EBIC established a self-regulatory initiative based on common principles, which was expected to bring clarity for consumers, but the results show that self-regulation in this case is clearly not delivering the desired results.
Health and Consumer Commissioner John Dalli said: "I would have liked to see this self regulation initiative working better and banks doing more to make switching easier for European consumers. Consumers need to be able to look for opportunities in the market without undue difficulty or fear of disruption of their payments or receipts. People should be able to change their bank account as easily as they do any other service."
Internal Market Commissioner Michel Barnier shared Dalli's sentiment. He stated: "The results of the study published today explain why consumers change their banks so rarely. If consumers are not able to easily switch bank accounts, they cannot take advantage of better and cheaper banking services on offer elsewhere. The single market is thus deprived of the competitive drive that leads to innovation, cost savings and better-quality banking services. This, in the long-run, can prove to be an obstacle to growth".
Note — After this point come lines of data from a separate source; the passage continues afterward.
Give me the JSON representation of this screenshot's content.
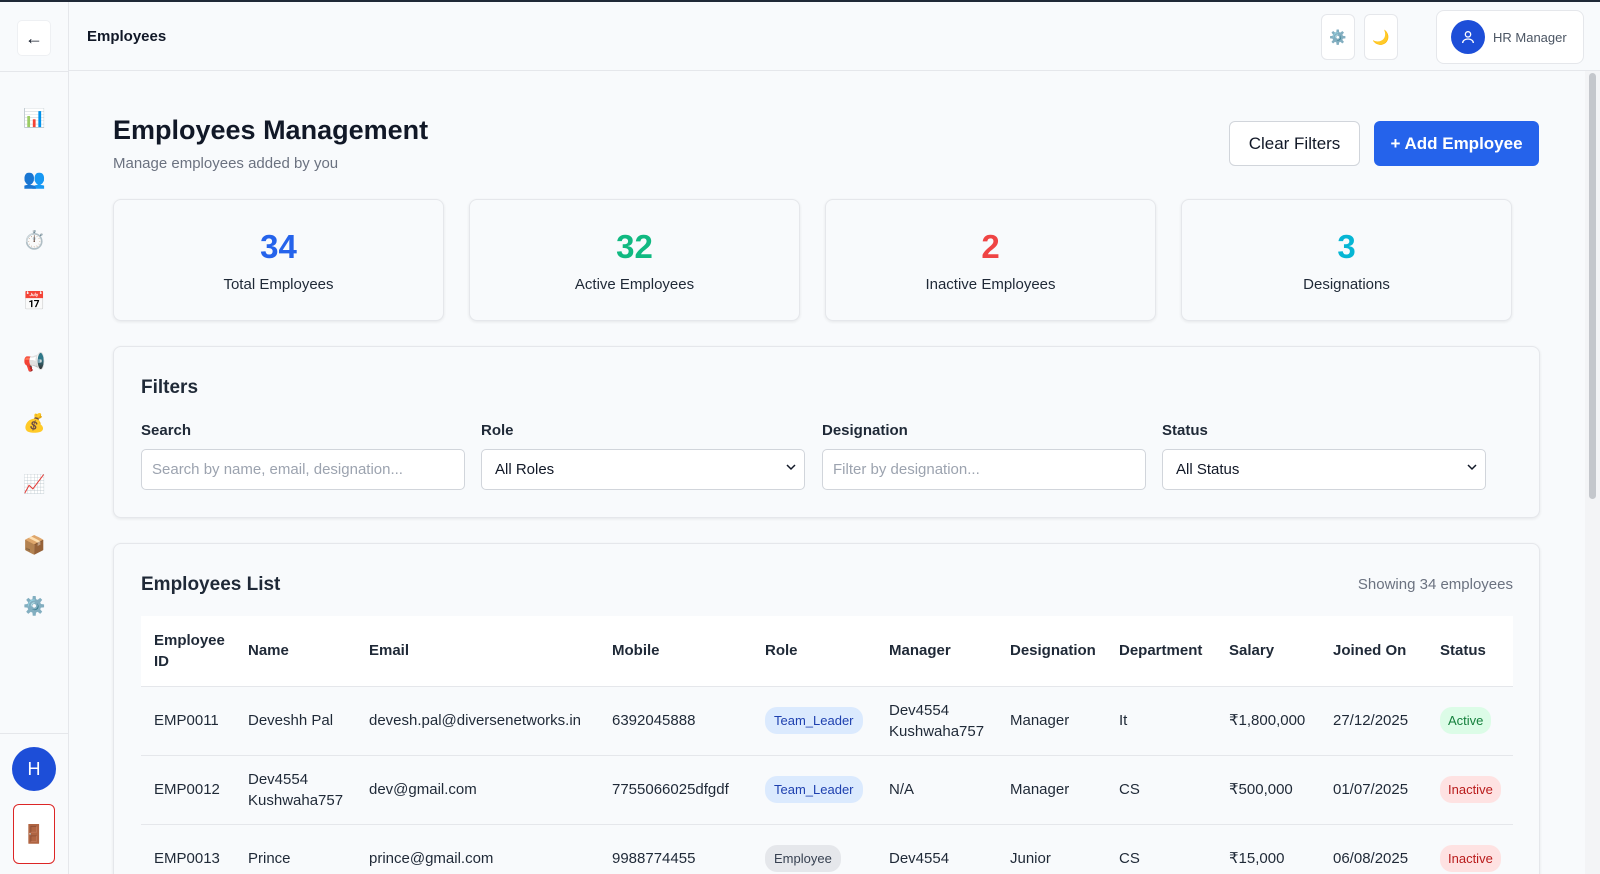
{
  "header": {
    "title": "Employees",
    "settings_icon": "⚙️",
    "theme_icon": "🌙",
    "user_label": "HR Manager"
  },
  "sidebar": {
    "back_icon": "←",
    "items": [
      {
        "name": "dashboard",
        "icon": "📊"
      },
      {
        "name": "employees",
        "icon": "👥"
      },
      {
        "name": "attendance",
        "icon": "⏱️"
      },
      {
        "name": "calendar",
        "icon": "📅"
      },
      {
        "name": "announcements",
        "icon": "📢"
      },
      {
        "name": "payroll",
        "icon": "💰"
      },
      {
        "name": "reports",
        "icon": "📈"
      },
      {
        "name": "assets",
        "icon": "📦"
      },
      {
        "name": "settings",
        "icon": "⚙️"
      }
    ],
    "avatar_letter": "H",
    "logout_icon": "🚪"
  },
  "page": {
    "title": "Employees Management",
    "subtitle": "Manage employees added by you",
    "clear_filters": "Clear Filters",
    "add_employee": "+ Add Employee"
  },
  "stats": [
    {
      "value": "34",
      "label": "Total Employees",
      "color": "#2563eb"
    },
    {
      "value": "32",
      "label": "Active Employees",
      "color": "#10b981"
    },
    {
      "value": "2",
      "label": "Inactive Employees",
      "color": "#ef4444"
    },
    {
      "value": "3",
      "label": "Designations",
      "color": "#06b6d4"
    }
  ],
  "filters": {
    "title": "Filters",
    "search_label": "Search",
    "search_placeholder": "Search by name, email, designation...",
    "role_label": "Role",
    "role_value": "All Roles",
    "designation_label": "Designation",
    "designation_placeholder": "Filter by designation...",
    "status_label": "Status",
    "status_value": "All Status"
  },
  "list": {
    "title": "Employees List",
    "count": "Showing 34 employees",
    "columns": [
      "Employee ID",
      "Name",
      "Email",
      "Mobile",
      "Role",
      "Manager",
      "Designation",
      "Department",
      "Salary",
      "Joined On",
      "Status"
    ],
    "rows": [
      {
        "id": "EMP0011",
        "name": "Deveshh Pal",
        "email": "devesh.pal@diversenetworks.in",
        "mobile": "6392045888",
        "role": "Team_Leader",
        "manager": "Dev4554 Kushwaha757",
        "designation": "Manager",
        "department": "It",
        "salary": "₹1,800,000",
        "joined": "27/12/2025",
        "status": "Active"
      },
      {
        "id": "EMP0012",
        "name": "Dev4554 Kushwaha757",
        "email": "dev@gmail.com",
        "mobile": "7755066025dfgdf",
        "role": "Team_Leader",
        "manager": "N/A",
        "designation": "Manager",
        "department": "CS",
        "salary": "₹500,000",
        "joined": "01/07/2025",
        "status": "Inactive"
      },
      {
        "id": "EMP0013",
        "name": "Prince",
        "email": "prince@gmail.com",
        "mobile": "9988774455",
        "role": "Employee",
        "manager": "Dev4554",
        "designation": "Junior",
        "department": "CS",
        "salary": "₹15,000",
        "joined": "06/08/2025",
        "status": "Inactive"
      }
    ]
  }
}
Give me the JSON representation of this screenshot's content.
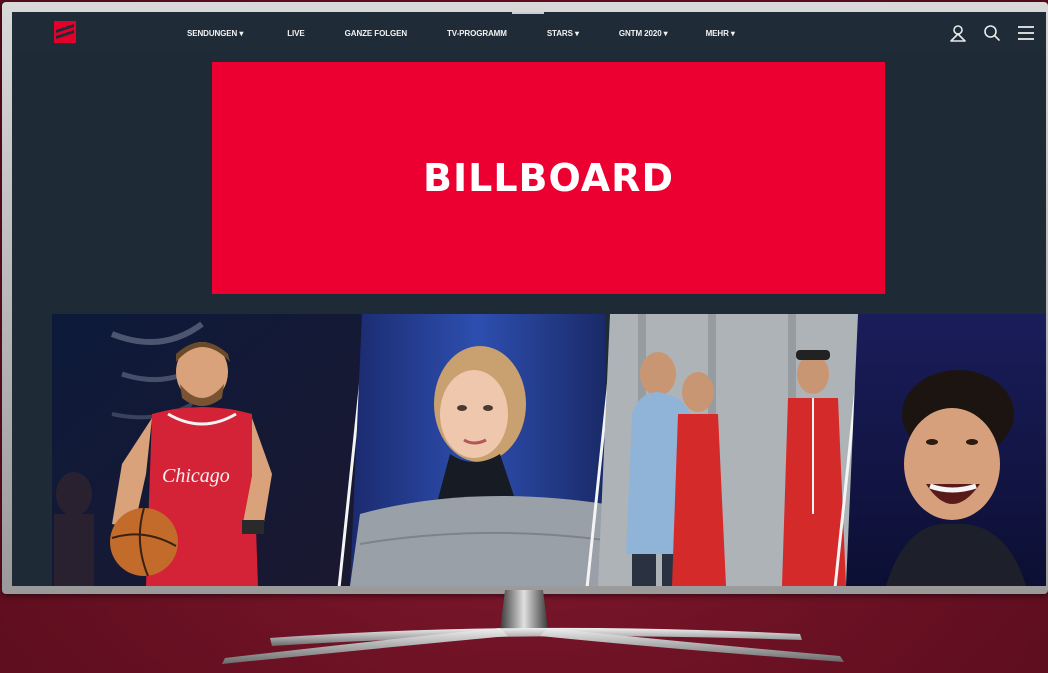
{
  "header": {
    "logo_icon": "prosieben-logo",
    "nav_items": [
      {
        "label": "SENDUNGEN ▾"
      },
      {
        "label": "LIVE"
      },
      {
        "label": "GANZE FOLGEN"
      },
      {
        "label": "TV-PROGRAMM"
      },
      {
        "label": "STARS ▾"
      },
      {
        "label": "GNTM 2020 ▾"
      },
      {
        "label": "MEHR ▾"
      }
    ],
    "actions": [
      "user-icon",
      "search-icon",
      "menu-icon"
    ]
  },
  "billboard": {
    "label": "BILLBOARD",
    "color": "#ec0032"
  },
  "tiles": [
    {
      "name": "tile-klaas-basketball",
      "jersey_text": "Chicago"
    },
    {
      "name": "tile-blonde-woman-stage"
    },
    {
      "name": "tile-race-suits-group"
    },
    {
      "name": "tile-laughing-man"
    }
  ],
  "colors": {
    "background": "#6b1124",
    "navbar": "#1f2b37",
    "screen": "#1e2a36",
    "accent": "#ec0032"
  }
}
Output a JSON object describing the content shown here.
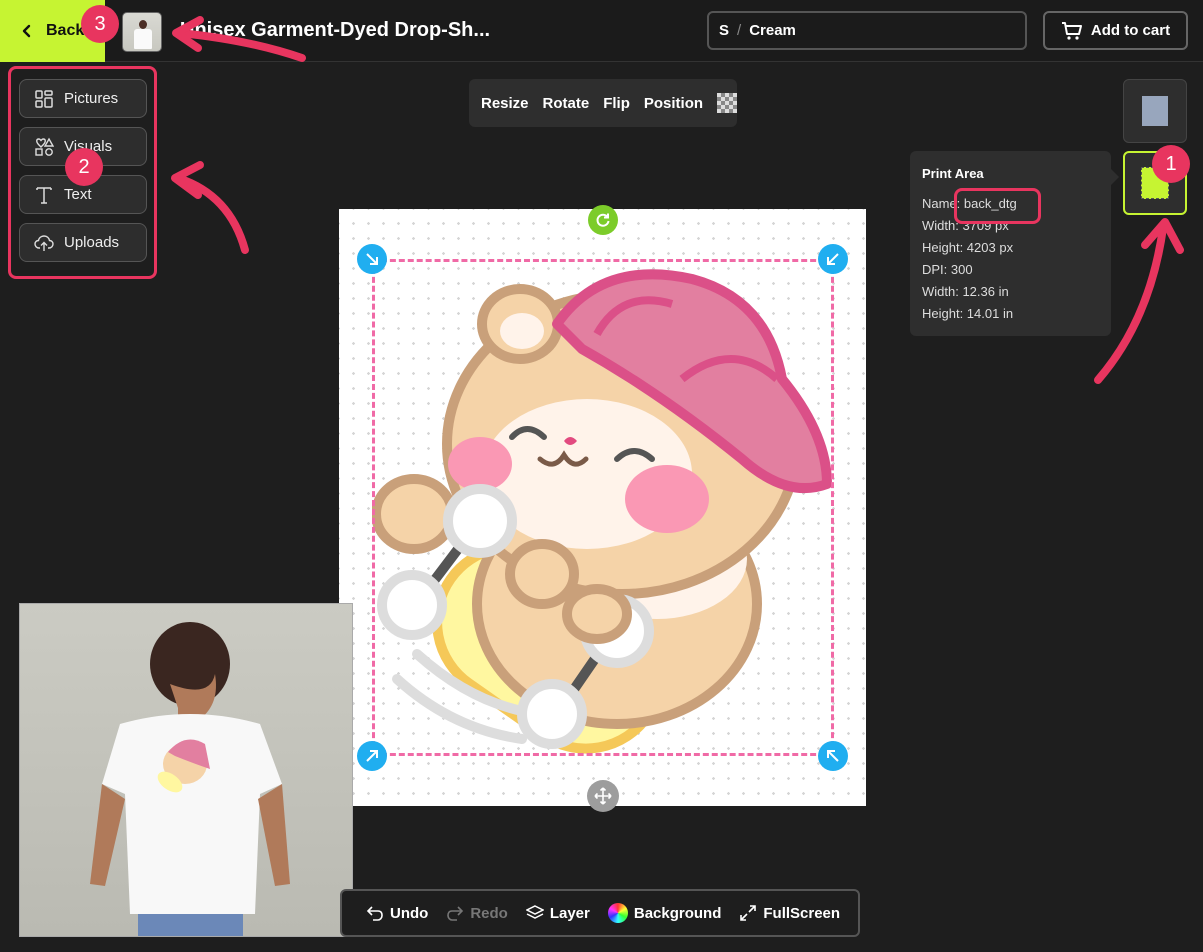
{
  "header": {
    "back_label": "Back",
    "product_title": "Unisex Garment-Dyed Drop-Sh...",
    "variant_size": "S",
    "variant_separator": "/",
    "variant_color": "Cream",
    "cart_label": "Add to cart"
  },
  "tools": {
    "items": [
      {
        "label": "Pictures",
        "icon": "grid-icon"
      },
      {
        "label": "Visuals",
        "icon": "shapes-icon"
      },
      {
        "label": "Text",
        "icon": "text-icon"
      },
      {
        "label": "Uploads",
        "icon": "cloud-upload-icon"
      }
    ]
  },
  "edit_toolbar": {
    "resize": "Resize",
    "rotate": "Rotate",
    "flip": "Flip",
    "position": "Position"
  },
  "print_area": {
    "title": "Print Area",
    "name_label": "Name:",
    "name_value": "back_dtg",
    "width_px": "Width: 3709 px",
    "height_px": "Height: 4203 px",
    "dpi": "DPI: 300",
    "width_in": "Width: 12.36 in",
    "height_in": "Height: 14.01 in"
  },
  "bottom_bar": {
    "undo": "Undo",
    "redo": "Redo",
    "layer": "Layer",
    "background": "Background",
    "fullscreen": "FullScreen"
  },
  "annotations": {
    "badge1": "1",
    "badge2": "2",
    "badge3": "3"
  },
  "colors": {
    "accent": "#c6f432",
    "annotation": "#e8355f",
    "handle_blue": "#20aef0",
    "dashed_border": "#f06aa6"
  }
}
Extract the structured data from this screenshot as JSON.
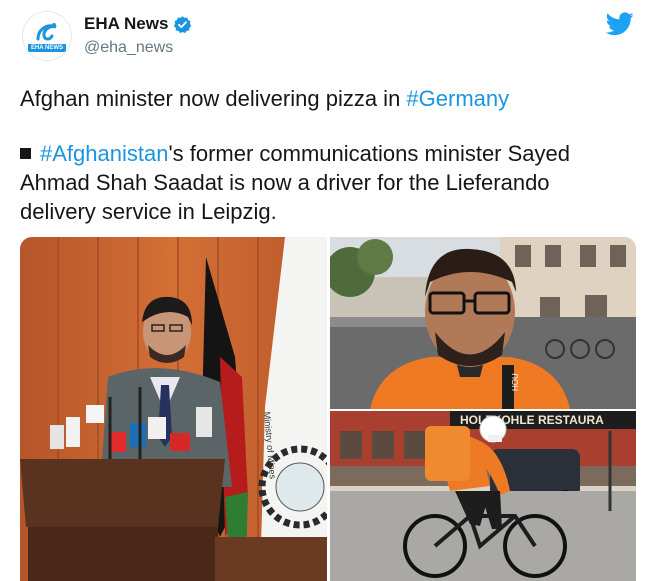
{
  "author": {
    "name": "EHA News",
    "handle": "@eha_news",
    "avatar_text": "EHA NEWS"
  },
  "tweet": {
    "headline_prefix": "Afghan minister now delivering pizza in ",
    "headline_hashtag": "#Germany",
    "para_hashtag": "#Afghanistan",
    "para_rest_1": "'s former communications minister Sayed",
    "para_line_2": "Ahmad Shah Saadat is now a driver for the Lieferando",
    "para_line_3": "delivery service in Leipzig."
  },
  "images": {
    "restaurant_sign": "HOLZKOHLE RESTAURA",
    "shirt_text": "HOU",
    "seal_text": "Ministry of Mines"
  },
  "colors": {
    "accent": "#1b95e0",
    "text": "#14171a",
    "secondary": "#657786"
  },
  "icons": {
    "verified": "verified-badge-icon",
    "bird": "twitter-bird-icon",
    "bullet": "square-bullet-icon"
  }
}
The main findings of the study showed that only 19% of mystery shoppers were able to successfully open a bank account with a new bank and switch a standing order based on the process described in the Common Principles established through self-regulation; 81% of mystery shoppers had problems switching and they identified weaknesses such as 71% of banks not assisting with the transfer and 3% found that their new bank refused to open a standard account.
Another major issue that the report revealed was that there was a lack of information – the study also mentioned a low-level of awareness about switching among bank staff.